Cuccinelli facing backlash for backing tea party allies in shutdown
10/2/2013, 3:56 p.m.
ALEXANDRIA (NYT) - With 170,000 federal employees in Virginia and 30 percent of the economy of Northern Virginia dependent on government spending, no state has more to lose from a government shutdown than this one.
And the first concrete gauge of the political fallout might play out here, where a governor’s race that had been dominated by the weakness of the two candidates now seems to be focused on the question of which party will take the blame.
With the election just 34 days away, the issue increasingly is raising risks for Kenneth T. Cuccinelli II, the Republican, who is worriedly trying to keep voters angry at Washington Republicans from taking it out on him.

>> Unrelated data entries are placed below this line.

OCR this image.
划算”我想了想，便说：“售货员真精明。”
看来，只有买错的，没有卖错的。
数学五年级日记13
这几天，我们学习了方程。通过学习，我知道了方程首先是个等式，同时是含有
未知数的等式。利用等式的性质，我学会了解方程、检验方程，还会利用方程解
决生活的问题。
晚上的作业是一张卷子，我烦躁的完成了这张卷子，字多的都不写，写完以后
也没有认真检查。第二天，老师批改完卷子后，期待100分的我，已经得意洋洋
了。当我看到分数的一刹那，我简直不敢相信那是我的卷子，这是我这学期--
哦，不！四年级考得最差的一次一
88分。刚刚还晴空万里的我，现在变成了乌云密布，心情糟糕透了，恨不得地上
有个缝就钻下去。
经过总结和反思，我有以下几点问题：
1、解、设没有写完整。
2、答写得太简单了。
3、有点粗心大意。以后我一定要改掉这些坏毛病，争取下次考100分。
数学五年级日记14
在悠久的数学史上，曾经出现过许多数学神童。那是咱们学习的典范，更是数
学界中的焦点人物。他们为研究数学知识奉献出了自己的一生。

Mr. Cuccinelli, Virginia’s attorney general, says he does not support a federal shutdown. He has tried to turn the tables on his Democratic opponent, Terry McAuliffe, by arguing that he would bring the same inflexibility to Richmond that produced the breakdown this week in Washington.

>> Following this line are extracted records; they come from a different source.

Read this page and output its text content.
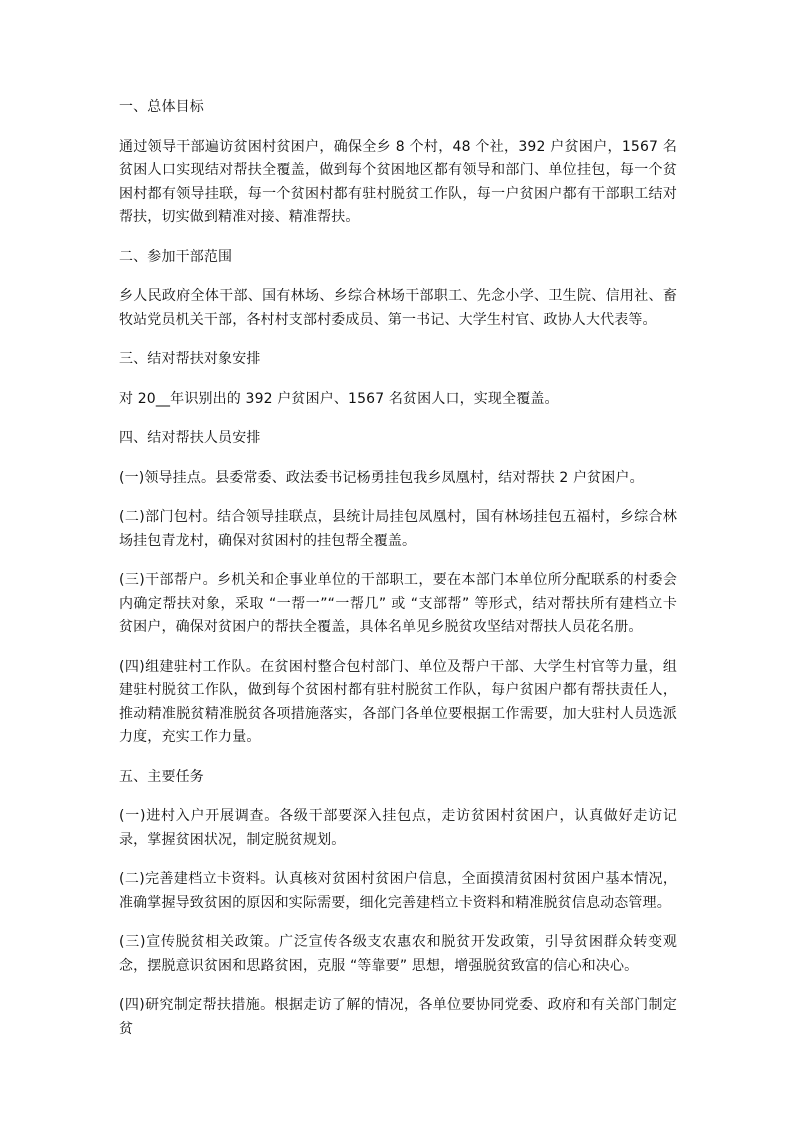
一、总体目标

通过领导干部遍访贫困村贫困户，确保全乡 8 个村，48 个社，392 户贫困户，1567 名贫困人口实现结对帮扶全覆盖，做到每个贫困地区都有领导和部门、单位挂包，每一个贫困村都有领导挂联，每一个贫困村都有驻村脱贫工作队，每一户贫困户都有干部职工结对帮扶，切实做到精准对接、精准帮扶。

二、参加干部范围

乡人民政府全体干部、国有林场、乡综合林场干部职工、先念小学、卫生院、信用社、畜牧站党员机关干部，各村村支部村委成员、第一书记、大学生村官、政协人大代表等。

三、结对帮扶对象安排

对 20__年识别出的 392 户贫困户、1567 名贫困人口，实现全覆盖。

四、结对帮扶人员安排

(一)领导挂点。县委常委、政法委书记杨勇挂包我乡凤凰村，结对帮扶 2 户贫困户。

(二)部门包村。结合领导挂联点，县统计局挂包凤凰村，国有林场挂包五福村，乡综合林场挂包青龙村，确保对贫困村的挂包帮全覆盖。

(三)干部帮户。乡机关和企事业单位的干部职工，要在本部门本单位所分配联系的村委会内确定帮扶对象，采取 “一帮一”“一帮几” 或 “支部帮” 等形式，结对帮扶所有建档立卡贫困户，确保对贫困户的帮扶全覆盖，具体名单见乡脱贫攻坚结对帮扶人员花名册。

(四)组建驻村工作队。在贫困村整合包村部门、单位及帮户干部、大学生村官等力量，组建驻村脱贫工作队，做到每个贫困村都有驻村脱贫工作队，每户贫困户都有帮扶责任人，推动精准脱贫精准脱贫各项措施落实，各部门各单位要根据工作需要，加大驻村人员选派力度，充实工作力量。

五、主要任务

(一)进村入户开展调查。各级干部要深入挂包点，走访贫困村贫困户，认真做好走访记录，掌握贫困状况，制定脱贫规划。

(二)完善建档立卡资料。认真核对贫困村贫困户信息，全面摸清贫困村贫困户基本情况，准确掌握导致贫困的原因和实际需要，细化完善建档立卡资料和精准脱贫信息动态管理。

(三)宣传脱贫相关政策。广泛宣传各级支农惠农和脱贫开发政策，引导贫困群众转变观念，摆脱意识贫困和思路贫困，克服 “等靠要” 思想，增强脱贫致富的信心和决心。

(四)研究制定帮扶措施。根据走访了解的情况，各单位要协同党委、政府和有关部门制定贫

But with national polls showing a majority of voters blaming Republicans for government dysfunction, Mr. Cuccinelli has a problem that worsens each day the shutdown continues and brings more economic pain to Virginians, analysts and Republican strategists said.
Presumably mindful of the political reality in their battleground state, two Republican House members from Virginia — Scott Rigell and Frank R. Wolf — broke ranks on Tuesday and called for a vote to finance the government with no policy strings attached, which would end the shutdown.
No one knows how long the shutdown will last and what its political fallout will be. But Virginia has long been looked to as a harbinger, however imperfect, for the coming Congressional midterm elections. It is one of only two states to hold statewide elections a year after a presidential vote. (New Jersey, the other, does not have a close-fought governor’s contest this year.)
“This will clearly knock out the Republicans in Northern Virginia,” said Tom Davis, a former Republican member of the House from the region. “You’ll have a lot of angry voters looking for some way to express discontent. They don’t get a shot at Congress until next year.”
Added John Feehery, a former aide to a previous Republican House speaker, J. Dennis Hastert, “If I were Ken Cuccinelli I’d be calling my friends in the Tea Party and saying knock this off.”
The Cuccinelli campaign’s strategy for avoiding blowback is to distance itself from the work of Congressional Republicans. Danny Diaz, a senior campaign adviser, said voters would be able to make a distinction between Washington lawmakers and the statewide gubernatorial candidates.
“I think these are voters who are going to understand, O.K., this is the federal government, and these are guys running for state office, and I’ve heard from them and I’m going to weigh that,” he said.
Last week, at the first televised debate, Mr. Cuccinelli drew a distinction between himself and Congressional Republicans willing to close down the government if a budget resolution did not gut President Obama’s health care law. “We’ve got to make compromises to get the budget going,” he said.